The I AM Initiative is my passion project, and from the moment I first presented the 3 rules of self-protection to a group of forty 10-13 year old girls, I knew it was my purpose on this planet. After that first class, I sat in my car shaking and crying because I knew with such clarity that the reason I went through the trauma I did was so I could teach girls how to navigate their teens with a different result.
It took me a couple years of refining the curriculum, branding the company, and leading events before it started to grow. My first big break was becoming an approved resource for the Girl Scouts of America. Once that happened, I began booking more workshops. I realized I wanted to offer more than a one-off workshop for girls. I teach girls that self-protection is a daily practice, so it became important to me to be a continued voice in their ear, rather than someone who motivates them once and then disappears. I started leading longer retreats and traveling to speak at other retreats.
I also wrote a guidebook and created a superpower card deck for girls. It took me nearly one year after development to launch my Kickstarter campaign for these products. Though the Kickstarter was a success, this portion of my company is taking patience. I have a vision for empowering products that help girls practice confidence and self-protection daily—and programs that leaders can teach to girls in their community—but it takes financial resources to develop these things, and time to organize the business foundation so it will be a successful endeavor. I’ve been telling myself: “Slow and steady wins the race.”
I continue to be motivated by the incredible feedback I get from the girls and their parents. I really believe that doing this work is the reason I’m here on the planet, so giving up isn’t an option.
What was one of the scariest or toughest moments of your career, and how did you get through it?
When I was boxing, I had a big match at the Arco Arena in Sacramento. There were thousands of people in attendance, and I was knocked out about 30 seconds into the first round. It was the only knockout of my career, and it was extremely embarrassing. I had to pick myself up and move forward. It took me awhile to decide if my heart was even in fighting anymore. Ultimately I decided to retire from boxing and follow my first passion: kickboxing.
I see stressful times in life as an opportunity to test my dedication and commitment to the path I’m following. I believe that if your heart is fully engaged in the work you’re doing, you can get through any obstacle. If you’re not “all in,” then disappointment and frustration can become overwhelming. I realized that my heart wasn’t in boxing anymore, and I was able to let it go and focus on the things I truly cared about.
If someone is interested in becoming a fitness trainer like you, what are the first 3 things they should do?
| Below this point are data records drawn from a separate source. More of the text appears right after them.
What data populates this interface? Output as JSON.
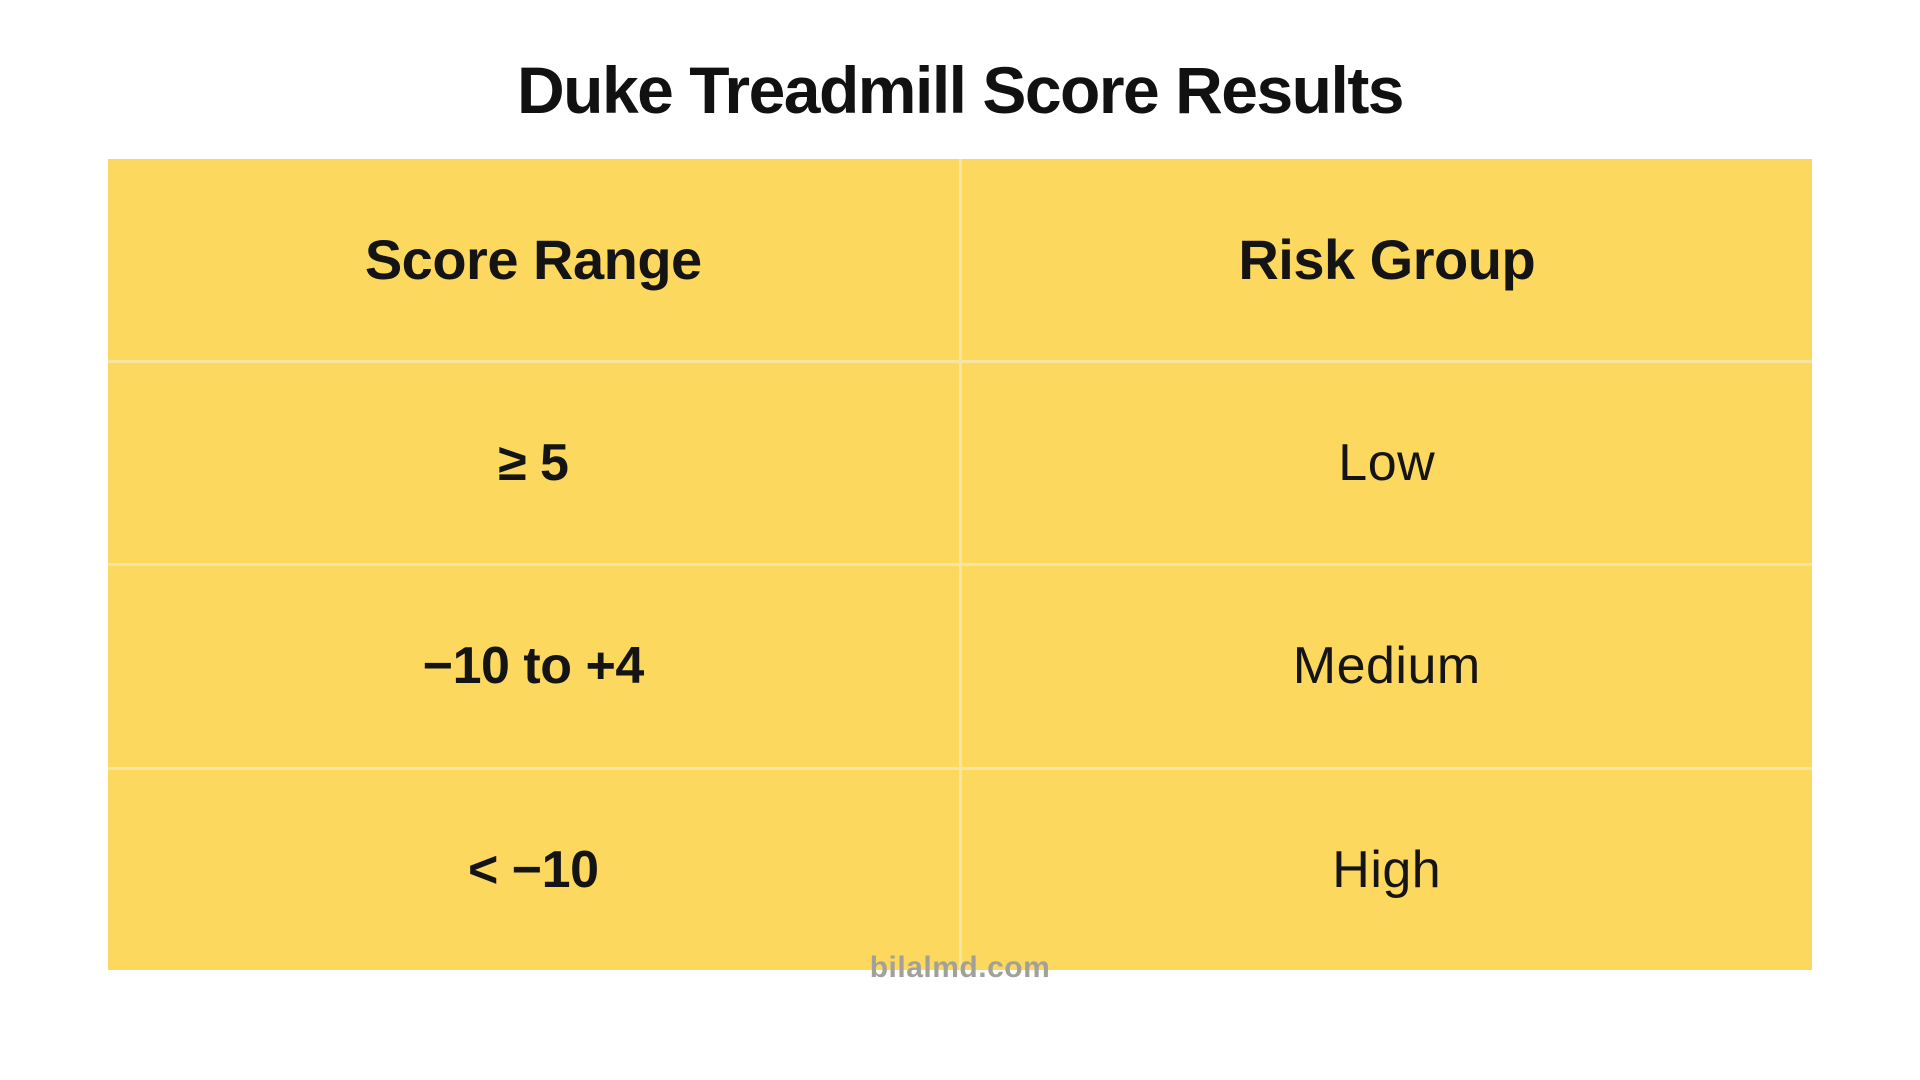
{
  "page": {
    "title": "Duke Treadmill Score Results",
    "watermark": "bilalmd.com",
    "colors": {
      "page_bg": "#ffffff",
      "table_bg": "#FDD85E",
      "divider": "#F6E4A2",
      "title_text": "#111111",
      "cell_text": "#141414",
      "watermark_text": "#A2A09A"
    }
  },
  "table": {
    "columns": [
      {
        "label": "Score Range"
      },
      {
        "label": "Risk Group"
      }
    ],
    "rows": [
      {
        "score_range": "≥ 5",
        "risk_group": "Low"
      },
      {
        "score_range": "−10 to +4",
        "risk_group": "Medium"
      },
      {
        "score_range": "< −10",
        "risk_group": "High"
      }
    ]
  },
  "chart_data": {
    "type": "table",
    "title": "Duke Treadmill Score Results",
    "columns": [
      "Score Range",
      "Risk Group"
    ],
    "rows": [
      [
        "≥ 5",
        "Low"
      ],
      [
        "−10 to +4",
        "Medium"
      ],
      [
        "< −10",
        "High"
      ]
    ],
    "layout_hints": {
      "header_bold": true,
      "score_column_bold": true,
      "risk_column_regular": true,
      "table_bg": "#FDD85E"
    }
  }
}
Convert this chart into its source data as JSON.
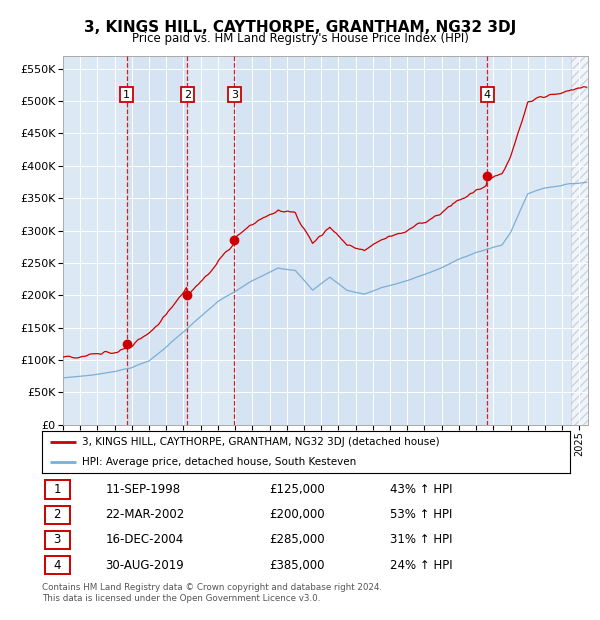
{
  "title": "3, KINGS HILL, CAYTHORPE, GRANTHAM, NG32 3DJ",
  "subtitle": "Price paid vs. HM Land Registry's House Price Index (HPI)",
  "legend_line1": "3, KINGS HILL, CAYTHORPE, GRANTHAM, NG32 3DJ (detached house)",
  "legend_line2": "HPI: Average price, detached house, South Kesteven",
  "footer1": "Contains HM Land Registry data © Crown copyright and database right 2024.",
  "footer2": "This data is licensed under the Open Government Licence v3.0.",
  "transactions": [
    {
      "num": 1,
      "date": "11-SEP-1998",
      "price": 125000,
      "pct": "43%",
      "dir": "↑"
    },
    {
      "num": 2,
      "date": "22-MAR-2002",
      "price": 200000,
      "pct": "53%",
      "dir": "↑"
    },
    {
      "num": 3,
      "date": "16-DEC-2004",
      "price": 285000,
      "pct": "31%",
      "dir": "↑"
    },
    {
      "num": 4,
      "date": "30-AUG-2019",
      "price": 385000,
      "pct": "24%",
      "dir": "↑"
    }
  ],
  "transaction_dates_decimal": [
    1998.69,
    2002.22,
    2004.96,
    2019.66
  ],
  "ylim": [
    0,
    570000
  ],
  "yticks": [
    0,
    50000,
    100000,
    150000,
    200000,
    250000,
    300000,
    350000,
    400000,
    450000,
    500000,
    550000
  ],
  "xlim_start": 1995.0,
  "xlim_end": 2025.5,
  "red_color": "#cc0000",
  "blue_color": "#7bafd4",
  "bg_color": "#dce9f5",
  "alt_bg_color": "#c8d9ed",
  "white_color": "#ffffff",
  "grid_color": "#ffffff",
  "hatch_start": 2024.5
}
First, it’s important that you’re passionate about fitness and helping others. If that’s the case, and you have a history of being an athlete, you can probably start training clients without getting a Personal Training (PT) certification first. If you don’t have a background in athletics, then it’s usually a good idea to get a PT certificate so that you’ve got a basic understanding of how to train people effectively. Either way, if you’re considering a career as a fitness trainer, I recommend doing the following 3 things:
1. Connect with a trainer in your area that has a successful business and is well respected and skilled at what they do.
They might own a small studio, or teach at a studio, either way works.
2. Take some classes from them and make sure you enjoy their teaching style.
Then ask if you can shadow or intern with them. Study how they run their business and how they work with clients. Soak up as much as you can.
3. Offer your friends and family the opportunity to train with you free of charge.
Build up your confidence and develop your teaching style, and take people’s feedback. Continue to develop your style and stay true to your personality while training others. In the end, your clients will work with you because they like YOU—your personality, your story, your attitude about life—not because you’re really good at teaching squats.